The neurologist had no ideas about any specific triggers for this bout of seizures; he basically chalked it up to “brain injury”, and that was that. Chris is on a new, secondary anti-seizure medication now and hasn’t had any subsequent tonic-clonic seizures at night (and generally seems more alert during the day, which is one good thing that came out of this hospital ordeal).
We have another theory – might be daft – some of the seizures might have been non-epileptic, induced by Chris’s general panic of not having my mom around. I remember some of the seizures at night seemed to dramatically calm down when I touched Chris, which shouldn’t happen for a “real” seizure…
P300 Speller, continued:
Getting back to the intendiX speller: we’d only been able to use the system twice when Chris had his first night time tonic-clonic seizure under my watch. I decided not to put any further flashing lights – the rows and columns of the intendiX screen – in front of Chris, until the seizures seemed to be reliably behind us. That put things toward the very end of December, a few days before we had to send the system back. D’oh.
I spent a few more hours trying to get Chris to train a few words with the system, but we unfortunately didn’t have any luck. The Austrian company looked at one of the data sets and said Chris is having “P300 responses”, but I just didn’t have any luck at all creating a consistent classifier that we could use to spell any words with.
MATLAB: It’s everywhere!
The intendiX system is promising for the future, though, and especially for other traumatic brain injury patients that are perhaps a little further along than Chris.

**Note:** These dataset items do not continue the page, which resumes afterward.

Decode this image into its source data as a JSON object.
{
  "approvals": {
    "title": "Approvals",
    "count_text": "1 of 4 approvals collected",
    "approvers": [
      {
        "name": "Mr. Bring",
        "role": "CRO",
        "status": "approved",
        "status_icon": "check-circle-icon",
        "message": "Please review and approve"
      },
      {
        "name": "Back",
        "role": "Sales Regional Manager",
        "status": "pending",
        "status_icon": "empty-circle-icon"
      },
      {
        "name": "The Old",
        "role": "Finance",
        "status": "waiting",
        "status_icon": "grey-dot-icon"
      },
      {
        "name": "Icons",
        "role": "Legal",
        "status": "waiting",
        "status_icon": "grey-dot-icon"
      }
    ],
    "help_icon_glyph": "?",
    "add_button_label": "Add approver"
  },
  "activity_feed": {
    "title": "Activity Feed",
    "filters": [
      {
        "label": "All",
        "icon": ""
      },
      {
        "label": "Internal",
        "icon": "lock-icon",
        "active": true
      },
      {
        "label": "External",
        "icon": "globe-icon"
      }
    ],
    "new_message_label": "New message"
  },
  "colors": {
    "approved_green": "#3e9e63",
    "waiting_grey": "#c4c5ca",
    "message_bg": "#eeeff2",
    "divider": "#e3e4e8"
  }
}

The system isn’t quite turn-key enough yet for my parents to casually use – the electrode gel makes a big mess everywhere, and you have to be really careful about not moving the electrode cap around, which is difficult to do given Chris’s wheelchair headrest, and that he cannot hold his head up on his own.

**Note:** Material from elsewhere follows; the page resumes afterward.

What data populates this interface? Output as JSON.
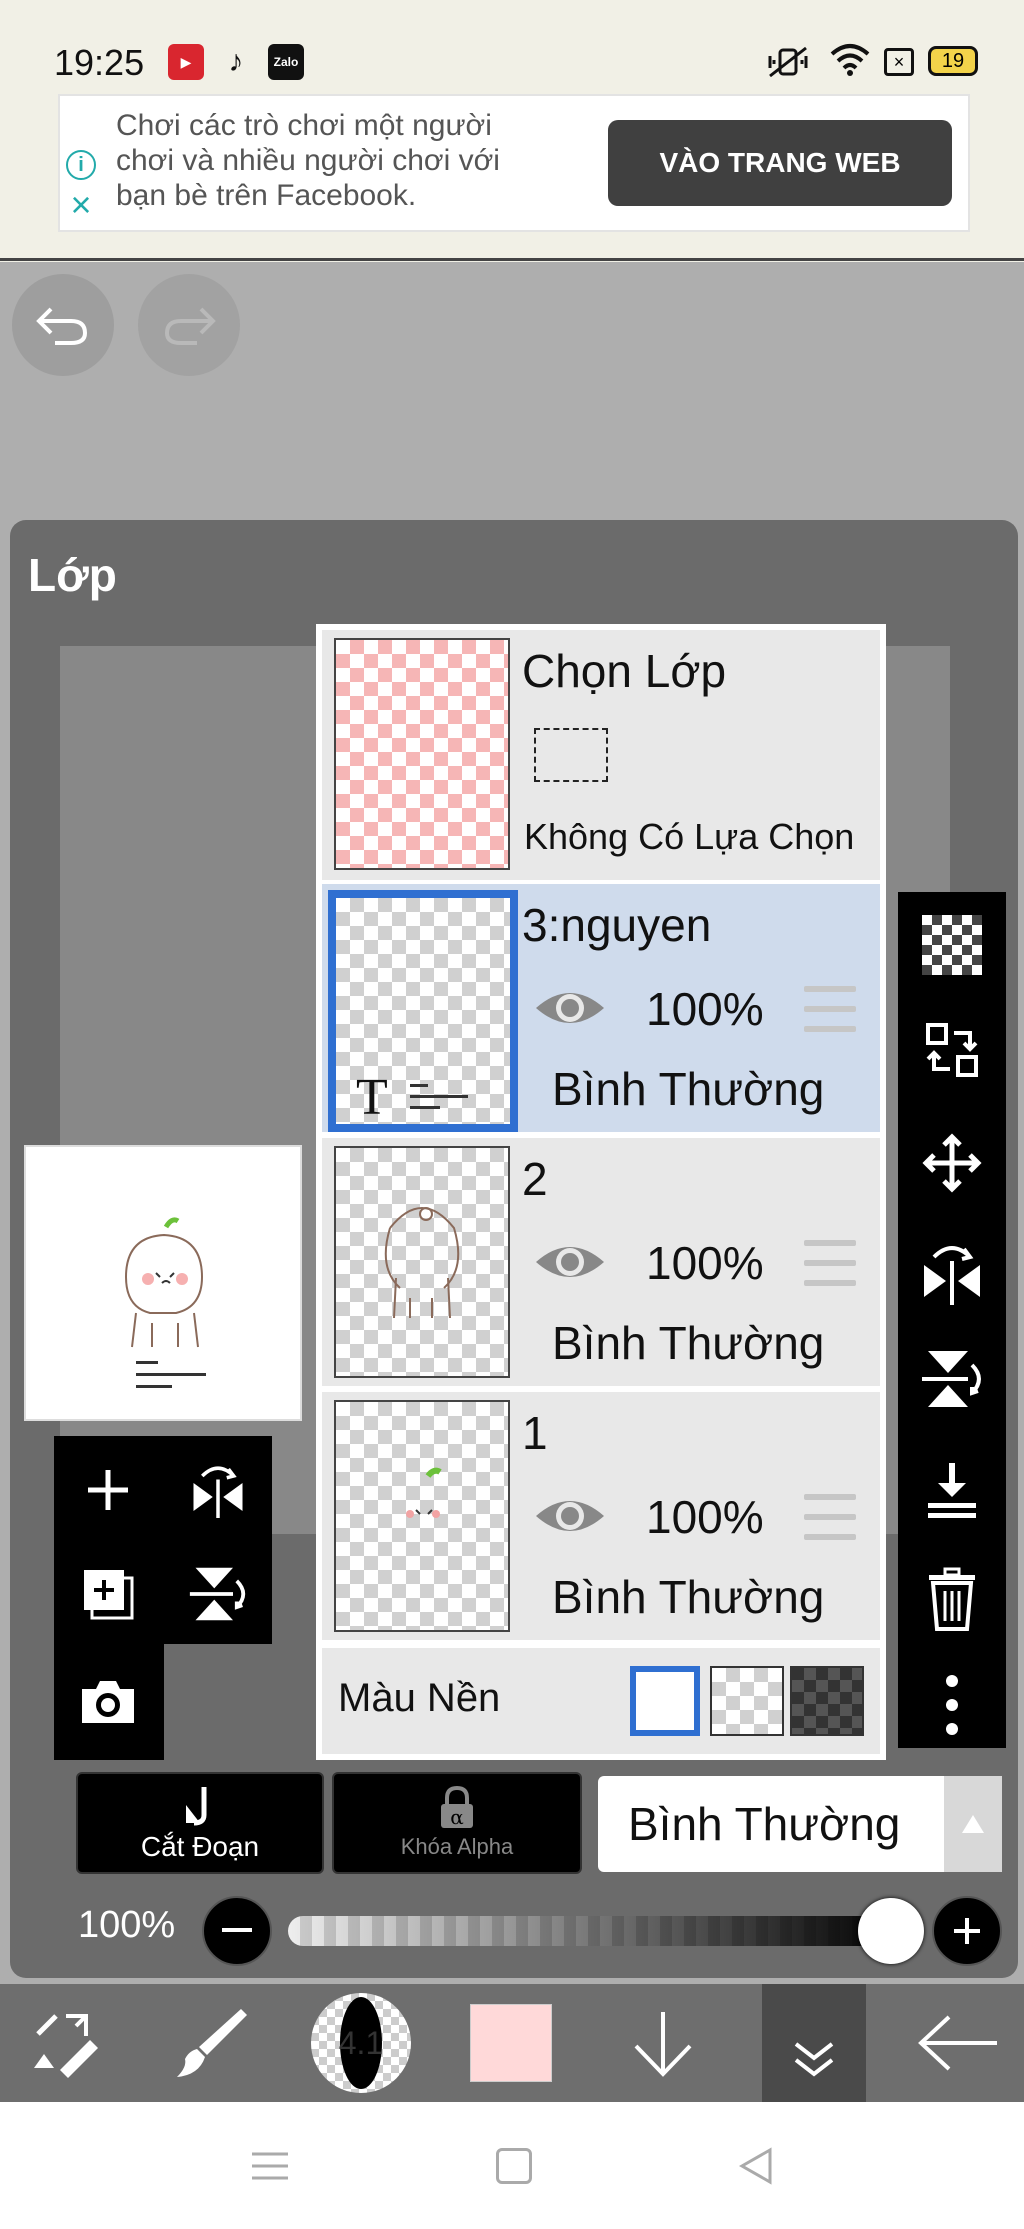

We’ll probably give the system a shot again in the future, when I can spend another week or two with Chris out at my folks’ house.
Smiling
I’ll end this update with some really good news. My parents have been saying this since the beginning, but Chris really does understand what we’re saying to him most of the time. You can tell the guy a joke, or remember something funny from way back when, and he’ll crack a smile almost immediately:
This past November was kind of the first time I’d observed it, in a repeatable – no way, this isn’t just chance! – consistent fashion.
There’s still a long bloody way to go, but knowing Chris has comprehension of language is huge.
So there’s some good news to wrap things up. Also – my folks might make a trip out to Austin soon with Chris, but we’re still working out the details on that.
The Town Lake trail – one of our favorite locations to run and solve the world’s problems – is wheelchair accessible.